Viernes por la mañana y estoy al teclado. Llevo varias noches durmiendo poco. Me acuesto tarde y madrugo, como siempre. Sólo que ahora, entre medias, me cuesta no despertar veinte veces en la noche. Me despierto porque hace demasiado calor. Me despierto porque los tapones de espuma son un incordio y a menudo pican los oídos. Me despierto porque, a pesar de los tapones, entran ruidos nocturnos por la ventana abierta y atraviesan la espuma y me despiertan. Me despierto una y otra vez. Miro en torno, me palpo la nuca y estoy sudando. Me levanto a beber agua. Las manos están hinchadas. Los pies están hinchados. Me duele el cuello de la mala postura y de dar vueltas. Me duele la espalda. Bien, sigamos adelante. Aún quedan algunas horas hasta que suene el despertador. Me levanto más cansado que cuando me acosté.
Intento escribir. La ventana sigue abierta para que entre algo de corriente. De lo contrario palmaría. No me apetece ponerme los tapones. He pasado sordo medio verano. Quiero tener otra sensación mientras escribo. Escuchar música, o la radio, o los sonidos de la calle. Pero la calle, en esta mañana de viernes, está revuelta. Algún día cogeré mi grabadora y la pondré en el balcón, para que registre la variedad, la riqueza y el tormento de los miles de ruidos. Trato de leer las noticias. Todos los vecinos tienen las ventanas abiertas. Y volvemos a lo de siempre, a lo que ya he contado. Los niños lloran. Las madres los abroncan. El camión de la limpieza se detiene debajo de casa, los operarios salen y pasan la manguera por las paredes y por las aceras. Ruge el motor del camión de la limpieza. Ruge el chorro de la manguera. El cartero llama al timbre. El cartero del banco, también. El de la publicidad. Los niños vocean. Dos marujas conversan a voces. Pasa un helicóptero. Pasan coches. Pasan los camiones de reparto para distribuir las bebidas a los bares y restaurantes. A veces abro la cortina, para que entre más luz natural. Con luz natural se escriben cosas menos sombrías, me parece. Ahora la tengo cerrada porque entra el sol directamente y me quema los libros, el ordenador y los brazos. Cuando la abro, mis vecinos hindúes me observan. Una mañana los niños habían dejado de llorar y berrear. Los miré. Me fijé en ellos. Y resulta que son saladísimos. Pequeñajos, rapados al uno, un poco cabezones como suelen ser los críos. Dos de ellos se parecen a los chavales de “El pequeño Buda”. Los niños me miran. Sonríen. Levantan las manos y las agitan. Me están saludando. “¡Hola!”, dicen en castellano. Estos mocosos que me vuelven loco con sus llantos y sus berridos me hacen sonreír. Esa cualidad sólo la poseen los críos: pueden hartarte, lograr que te enfades, pero al minuto siguiente te hacen reír. Alzo la mano, los saludo. Sonrío. Luego corro la cortina porque tengo que seguir golpeando el teclado.

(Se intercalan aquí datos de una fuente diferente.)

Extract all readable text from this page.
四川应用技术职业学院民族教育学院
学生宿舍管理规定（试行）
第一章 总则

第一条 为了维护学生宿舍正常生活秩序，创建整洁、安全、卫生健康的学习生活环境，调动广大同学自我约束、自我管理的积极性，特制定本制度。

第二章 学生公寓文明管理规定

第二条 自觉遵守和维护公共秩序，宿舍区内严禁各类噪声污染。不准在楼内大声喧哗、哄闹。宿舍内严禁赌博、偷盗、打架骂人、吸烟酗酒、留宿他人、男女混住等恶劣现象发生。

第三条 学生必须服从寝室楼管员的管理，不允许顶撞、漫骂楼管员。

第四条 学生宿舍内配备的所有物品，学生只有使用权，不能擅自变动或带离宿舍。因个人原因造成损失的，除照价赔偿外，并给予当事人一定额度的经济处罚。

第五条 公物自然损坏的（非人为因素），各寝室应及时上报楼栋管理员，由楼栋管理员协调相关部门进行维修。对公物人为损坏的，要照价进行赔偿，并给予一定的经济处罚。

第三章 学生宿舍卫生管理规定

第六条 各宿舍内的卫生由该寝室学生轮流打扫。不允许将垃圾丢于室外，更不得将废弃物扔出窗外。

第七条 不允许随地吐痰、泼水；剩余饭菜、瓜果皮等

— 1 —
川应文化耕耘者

Aquí estoy, pasando el trago como puedo. Y todos los habitantes de Madrid están igual que yo en agosto. Hartos del bochorno y de los ruidos. Cansados de dormir mal y de asarse. Una amiga me dijo que su casa parecía un microondas. Necesitamos lluvia. “No tenemos dinero, tesoro, pero tenemos lluvia”, escribió Bukowski. Pero ahora no tenemos ni eso. Necesitamos lluvia que nos lave y nos refresque. Quisiera estar en otra parte. Como los millonarios y los de la jet. Sentado en una hamaca, en la playa, bajo una sombrilla, con un daiquiri en mano, mirando hacia un mar de cristal, sin hacer nada, sólo observar y rascarme el ombligo y bostezar y quedarme dormido cada cuarto de hora y volver a despertar. Pero me conformaría con algo de lluvia.